José Antonio Vergara Parra reflexiona sobre «la esperanza del mundo»

Jesús de Nazaret

Silenciar algunas certezas sería imperdonable. Tal como la conocemos, nuestra presencia en este mundo es demasiado efímera como para diluirla en menudencias. Desde una radical humildad y con el mejor de los empeños, quisiera compartir algunas de mis más íntimas creencias. Para seros sincero, me siento casi obligado a ello.

Mi vida, como la de todos, es una incesante y agotadora contienda entre el bien y el mal. No atisben altanería pero tampoco rubor si confieso que Jesús de Nazaret es el centro de mi vida. Cuando acierto en seguirle, hallo paz; si lo ladeo de mi vida, las sombras inundan el horizonte.

Fueron mis padres los que, con sus palabras y ejemplo, me transmitieron tamaño tesoro.
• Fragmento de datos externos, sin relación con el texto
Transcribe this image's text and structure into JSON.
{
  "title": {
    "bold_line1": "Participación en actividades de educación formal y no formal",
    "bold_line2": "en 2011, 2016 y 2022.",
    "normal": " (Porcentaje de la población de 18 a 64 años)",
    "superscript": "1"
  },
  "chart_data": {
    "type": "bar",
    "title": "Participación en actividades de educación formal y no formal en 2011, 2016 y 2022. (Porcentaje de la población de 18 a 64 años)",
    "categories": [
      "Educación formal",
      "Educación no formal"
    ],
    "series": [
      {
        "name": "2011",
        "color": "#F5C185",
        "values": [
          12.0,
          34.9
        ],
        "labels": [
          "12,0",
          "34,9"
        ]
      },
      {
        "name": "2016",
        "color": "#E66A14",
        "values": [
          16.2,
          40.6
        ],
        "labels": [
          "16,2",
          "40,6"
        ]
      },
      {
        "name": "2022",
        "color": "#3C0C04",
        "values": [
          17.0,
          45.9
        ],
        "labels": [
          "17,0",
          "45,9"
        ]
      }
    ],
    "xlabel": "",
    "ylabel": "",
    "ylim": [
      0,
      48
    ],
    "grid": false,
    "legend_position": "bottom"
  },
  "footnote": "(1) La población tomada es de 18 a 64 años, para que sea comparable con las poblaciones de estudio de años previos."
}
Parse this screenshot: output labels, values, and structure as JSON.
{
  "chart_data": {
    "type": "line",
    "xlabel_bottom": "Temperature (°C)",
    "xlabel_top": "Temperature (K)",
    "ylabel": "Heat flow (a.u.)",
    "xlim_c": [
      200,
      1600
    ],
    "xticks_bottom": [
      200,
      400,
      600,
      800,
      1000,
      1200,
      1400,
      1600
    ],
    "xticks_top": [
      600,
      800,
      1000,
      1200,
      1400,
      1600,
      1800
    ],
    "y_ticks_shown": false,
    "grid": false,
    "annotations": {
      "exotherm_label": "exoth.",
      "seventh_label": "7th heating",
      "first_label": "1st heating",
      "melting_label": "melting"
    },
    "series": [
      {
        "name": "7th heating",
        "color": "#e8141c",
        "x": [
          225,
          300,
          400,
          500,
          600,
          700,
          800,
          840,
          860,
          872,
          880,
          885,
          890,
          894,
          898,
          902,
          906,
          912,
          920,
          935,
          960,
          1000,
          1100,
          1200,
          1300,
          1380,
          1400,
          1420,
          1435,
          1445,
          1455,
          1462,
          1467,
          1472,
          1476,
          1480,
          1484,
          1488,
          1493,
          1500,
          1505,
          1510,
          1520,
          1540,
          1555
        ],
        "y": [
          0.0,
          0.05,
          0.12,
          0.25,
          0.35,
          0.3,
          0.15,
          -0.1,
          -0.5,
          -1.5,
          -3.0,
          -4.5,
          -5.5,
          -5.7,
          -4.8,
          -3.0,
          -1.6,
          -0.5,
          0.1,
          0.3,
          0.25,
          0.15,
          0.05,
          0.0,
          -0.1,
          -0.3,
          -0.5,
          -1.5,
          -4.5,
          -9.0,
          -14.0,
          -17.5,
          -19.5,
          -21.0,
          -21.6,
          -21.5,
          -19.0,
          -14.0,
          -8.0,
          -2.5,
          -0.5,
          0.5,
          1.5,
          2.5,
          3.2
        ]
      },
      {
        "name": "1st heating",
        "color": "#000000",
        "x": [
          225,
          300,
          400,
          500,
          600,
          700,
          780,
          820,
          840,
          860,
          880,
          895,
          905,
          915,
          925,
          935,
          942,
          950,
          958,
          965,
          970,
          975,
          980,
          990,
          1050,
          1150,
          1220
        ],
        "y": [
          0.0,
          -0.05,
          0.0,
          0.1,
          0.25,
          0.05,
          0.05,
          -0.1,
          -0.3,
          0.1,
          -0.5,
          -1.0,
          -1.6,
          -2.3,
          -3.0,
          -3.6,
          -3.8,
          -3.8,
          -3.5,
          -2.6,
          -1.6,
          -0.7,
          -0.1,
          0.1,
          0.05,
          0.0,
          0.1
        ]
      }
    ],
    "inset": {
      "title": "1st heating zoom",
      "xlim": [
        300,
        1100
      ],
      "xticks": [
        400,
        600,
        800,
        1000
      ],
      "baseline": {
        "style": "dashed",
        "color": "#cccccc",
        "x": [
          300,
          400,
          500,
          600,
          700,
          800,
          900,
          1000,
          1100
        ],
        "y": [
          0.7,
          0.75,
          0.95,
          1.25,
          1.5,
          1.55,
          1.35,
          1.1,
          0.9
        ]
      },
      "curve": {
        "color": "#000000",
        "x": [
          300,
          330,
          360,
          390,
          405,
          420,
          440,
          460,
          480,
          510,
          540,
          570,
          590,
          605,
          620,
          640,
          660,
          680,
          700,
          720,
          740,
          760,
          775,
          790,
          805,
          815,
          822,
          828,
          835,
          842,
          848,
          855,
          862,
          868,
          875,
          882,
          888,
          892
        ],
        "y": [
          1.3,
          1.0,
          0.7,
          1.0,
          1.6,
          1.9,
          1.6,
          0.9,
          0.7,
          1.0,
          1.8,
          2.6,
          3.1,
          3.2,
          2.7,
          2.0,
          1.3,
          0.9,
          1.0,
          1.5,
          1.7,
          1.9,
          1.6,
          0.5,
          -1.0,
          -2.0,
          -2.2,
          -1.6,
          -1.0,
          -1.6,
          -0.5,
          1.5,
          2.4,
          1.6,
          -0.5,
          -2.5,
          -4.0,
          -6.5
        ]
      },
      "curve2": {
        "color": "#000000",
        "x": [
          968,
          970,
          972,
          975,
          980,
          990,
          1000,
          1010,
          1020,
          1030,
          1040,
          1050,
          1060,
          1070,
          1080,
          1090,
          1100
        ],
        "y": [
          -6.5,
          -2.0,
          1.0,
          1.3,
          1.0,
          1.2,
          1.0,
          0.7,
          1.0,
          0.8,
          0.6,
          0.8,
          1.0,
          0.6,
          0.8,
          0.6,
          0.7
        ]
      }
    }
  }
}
No es posible cuantificar el valor de este legado porque la verdad y la vida no admiten tasaciones mundanas.

No hay, en la Historia del Hombre, nada parecido a la belleza, magnificencia y profundidad del verbo y testimonio del Nazareno. Nos enseñó cuánto debíamos saber. Nos mostró el camino y la verdad pero también nos ofreció libertad para elegir. Y en esa libertad está la penumbra y también la luz. Pese a creencias erróneas, Jesús no vino a eliminar el sufrimiento de este mundo, sino a llenarlo con su presencia. A la Iglesia Católica, formada por hombres y mujeres falibles, debemos la transmisión y permanencia del mensaje de Jesús. ¿Quién soy yo para juzgar a mis semejantes?  Nadie, en realidad, salvo un ser defectuoso que, torpe y renqueante, intenta seguir a Jesús.

Jesús existe. Lo sé bien. Debéis creerme. Lo he sentido algunas veces con una contundencia tan aplastante como maravillosa. No he visto su rostro pero he sentido su paz; ignoro que aspecto tiene pero vive en nosotros; en todos nosotros. En los que creen y en los que no, en quienes le siguen y en quienes le ignoran, en las almas nobles y en las aviesas. No podría ser de otra manera pues Él vino para todos. No he visto sus clavos pero sí las llagas. Y, ante todo, he visto la Cruz, que es pesada y fatigosa pero liviana y ligera cuando a Él nos abandonamos.

Cada pensamiento, cada acción, cada idea, cada suspiro y lamento, cada sueño y anhelo a Él habrían de servir y por Él habrían de existir. No le busquen únicamente en los sagrarios donde solo hallarán su eco. Mejor en todos y cada uno de nosotros, porque es ahí donde habita;  porque Él es el prójimo que, a menudo, zaherimos e ignoramos.

Jesús no es liturgia sino esencia; tampoco riqueza sino austeridad. No es un poder, acaso camino. Por aquí abajo andamos enfrentados por haciendas y monedas, por dogmas y estigmas, por historias y cuentos, por banderas y pancartas. Invertimos en la muerte y renegamos de la vida; anhelamos las estrellas e ignoramos al de al lado; conquistamos el mundo para perder el alma. Nos iremos cómo vinimos; libres de equipaje. De algún modo, si hicimos bien las cosas, resucitaremos en las almas de quienes nos sobrevivan, porque no tengáis dudas; mis padres viven en mí, por siempre y para siempre. Porque no hay instante ni momento que note sus presencias y llore sus lamentos.

Seamos valientes, seamos osados, soñemos despiertos, que la vida es un suspiro que bien merece vivirla como si fuera un momento. Y, llegado el caso, oreemos el látigo que hoy, como otrora, hay mercaderes templarios y bandidos de lo humano, también de lo divino.

No sé por qué quise deciros esto. Quizá porque callarlo sería obsceno y hasta condenable. No es lícito avergonzarse de Jesús y, mucho menos, silenciar la Buena Nueva. En medio de un mundo tan atribulado como desnortado, es urgente saber que hay respuestas a nuestras dudas y señales para nuestras desorientaciones.

En cada iglesia, basílica o catedral hay pastores del Señor prestos a mostrarnos el camino. Son hombres como nosotros, débiles e imperfectos, por tanto. Pero han consagrado su vida por Jesús y por todos nosotros. Seamos humildes; lo suficiente como para admitir que nada sabemos en realidad y que, pese a todo, hay ESPERANZA.